I was curious about defining multiple lexically scoped functions in Scheme that can call each other. Working in SICP, I produced the following function using block structure to solve Exercise 1.8 (calculating cube-root using Newton's method):
(define (cbrt x)
(define (good-enough? guess prev-guess)
(< (/ (abs (- guess prev-guess))
guess)
0.001))
(define (improve guess)
(/ (+ (/ x (square guess))
(* 2 guess))
3))
(define (cbrt-iter guess prev-guess)
(if (good-enough? guess prev-guess)
guess
(cbrt-iter (improve guess)
guess)))
(cbrt-iter 1.0 0.0))
This works fine, but it got me wondering how Scheme (and perhaps Common Lisp) might handle this same scenario using lexical scoping and the let form. I tried to implement it using let with the following kludgy code:
(define (cbrt x)
(let ((calc-cbrt
(lambda (guess prev-guess)
(let ((good-enough?
(lambda (guess prev-guess)
(< (/ (abs (- guess prev-guess))
guess)
0.001))))
(good-enough? guess prev-guess))
(let ((improve
(lambda (guess)
(/ (+ (/ x (square guess))
(* 2 guess))
3))))
(improve guess))
(let ((cbrt-iter
(lambda (guess prev-guess)
(if (good-enough? guess prev-guess)
guess
(cbrt-iter (improve guess)
guess)))))
(cbrt-iter 1.0 0.0)))))
(calc-cbrt 1.0 0.0)))
The problem that I see below is when cbrt-iter attempts to call the good-enough? procedure. Since the good-enough? procedure is only local to the scope of the first nested let block, cbrt-iter has no way to access it. It seems that this can be solved by nesting the cbrt-iter function within the enclosing let of good-enough, but this seems also very kludgy and awkward.
What is the define form doing that is different in this case?

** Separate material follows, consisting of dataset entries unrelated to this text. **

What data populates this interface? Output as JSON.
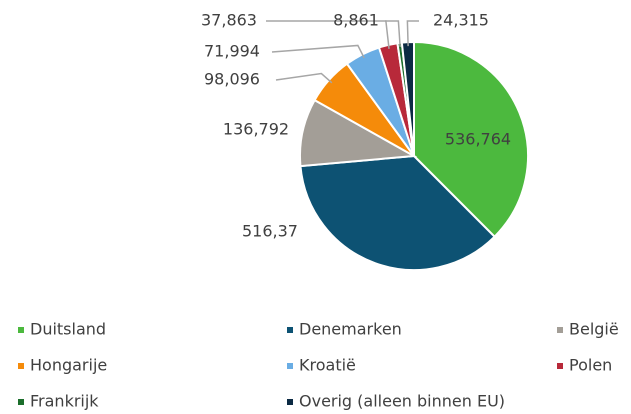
{
  "chart_data": {
    "type": "pie",
    "categories": [
      "Duitsland",
      "Denemarken",
      "België",
      "Hongarije",
      "Kroatië",
      "Polen",
      "Frankrijk",
      "Overig (alleen binnen EU)"
    ],
    "values": [
      536.764,
      516.37,
      136.792,
      98.096,
      71.994,
      37.863,
      8.861,
      24.315
    ],
    "value_labels": [
      "536,764",
      "516,37",
      "136,792",
      "98,096",
      "71,994",
      "37,863",
      "8,861",
      "24,315"
    ],
    "colors": [
      "#4cb93e",
      "#0d5273",
      "#a39e97",
      "#f58b0a",
      "#6aade4",
      "#b8293a",
      "#1b6e2b",
      "#0b2a43"
    ],
    "legend": "bottom"
  }
}
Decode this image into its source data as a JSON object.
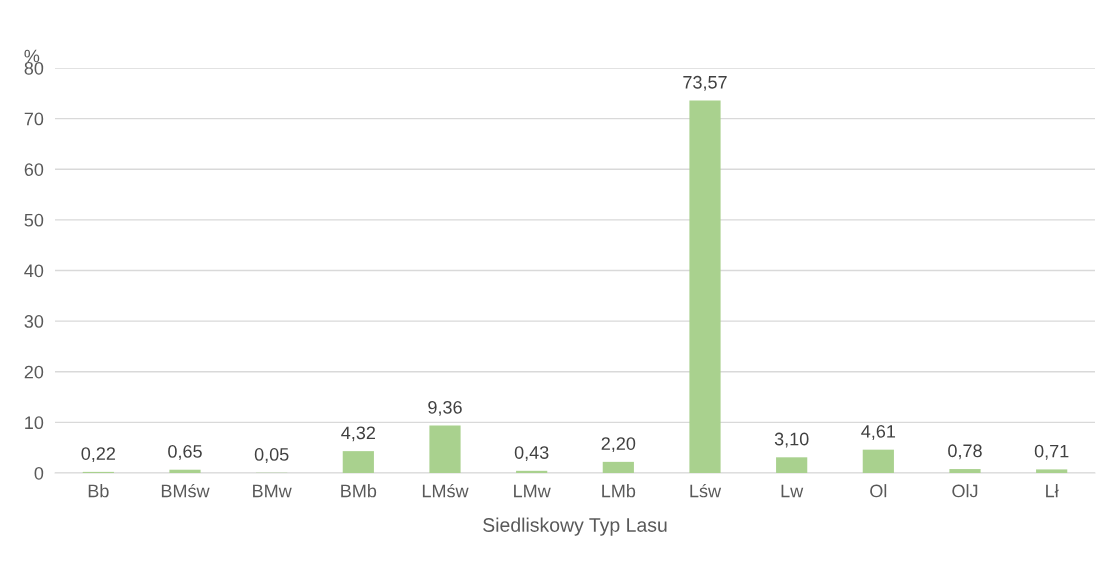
{
  "chart_data": {
    "type": "bar",
    "ylabel": "%",
    "xlabel": "Siedliskowy Typ Lasu",
    "categories": [
      "Bb",
      "BMśw",
      "BMw",
      "BMb",
      "LMśw",
      "LMw",
      "LMb",
      "Lśw",
      "Lw",
      "Ol",
      "OlJ",
      "Lł"
    ],
    "values": [
      0.22,
      0.65,
      0.05,
      4.32,
      9.36,
      0.43,
      2.2,
      73.57,
      3.1,
      4.61,
      0.78,
      0.71
    ],
    "value_labels": [
      "0,22",
      "0,65",
      "0,05",
      "4,32",
      "9,36",
      "0,43",
      "2,20",
      "73,57",
      "3,10",
      "4,61",
      "0,78",
      "0,71"
    ],
    "color": "#a9d18e",
    "ylim": [
      0,
      80
    ],
    "yticks": [
      0,
      10,
      20,
      30,
      40,
      50,
      60,
      70,
      80
    ],
    "grid": "y"
  }
}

Is the define form expanding to lambda expressions instead of the "let over lambda" form (I recall something similar being done in the Little Schemer book using the form ((lambda (x) x x) (lambda (y) ...)), but I am not sure how this would work). Also, by way of comparison, how does Common Lisp handle this situation - is it possible to use lexically scoped defun's ?
First of all, you don't need to introduce a new procedure calc-cbrt - you could just call calc-iter instead.
Second, the meaning of define and let are quite different. Define installs the definitions into the local scope, as in your example. However, let expressions are just syntactic sugar for lambda expressions (see SICP section 1.3 for details). As a result (and as you mention), variables declared via (let (<decl1> ...) <body>) are only visible inside <body>. So, your pattern of (let <decls1> <body1>) (let <decls2> <body2>) ... doesn't work, since none of the definitions will "survive" to be seen in other scopes.
So, we should write something like this:
(define (cbrt x)
(let ((good-enough? (lambda ...))
(improve (lambda ...))
(cbrt-iter (lambda ...)))
(cbrt-iter 1.0 0.0)))
Now, at least, the call to cbrt-iter can see the definition of cbrt-iter.
But there's still a problem. When we evaluate (cbrt-iter 1.0 0.0), we evaluate the body of cbrt-iter where guess and prev-guess take the values 1.0 and 0.0. But, in the body of cbrt-iter, the variables improve and good-enough? aren't in scope.
You might be tempted to use nested lets, which is often a good choice:
(define (cbrt x)
(let ((good-enough? (lambda ...))
(improve (lambda ...)))
(let ((cbrt-iter (lambda ...)))
(cbrt-iter 1.0 0.0))))
The problem is that cbrt-iter needs to call itself, but it's not in scope until the body of the inner let!
The solution here is to use letrec, which is like let but makes the new bindings visible inside all the declarations as well as the body:
(define (cbrt x)
(let ((good-enough? (lambda ...))
(improve (lambda ...)))
(letrec ((cbrt-iter (lambda ...)))
(cbrt-iter 1.0 0.0))))
We can even use letrec to create mutually recursive procedures, just as we could with define.
Unfortunately, it would take me some time to explain how letrec and define actually work, but here's the secret: they both use mutation internally to create circularity in the environment data structure, allowing recursion. (There is also a way to create recursion using only lambda, called the Y combinator, but it's rather convoluted and inefficient.)
Luckily, all these secrets will be revealed in Chapter 3 and Chapter 4!
For another perspective, you might take a look at Brown University's online PL class, which basically goes straight to this topic (although it omits define), but I find that SICP is better at forcing you to understand the sometimes complex environment structures that are created.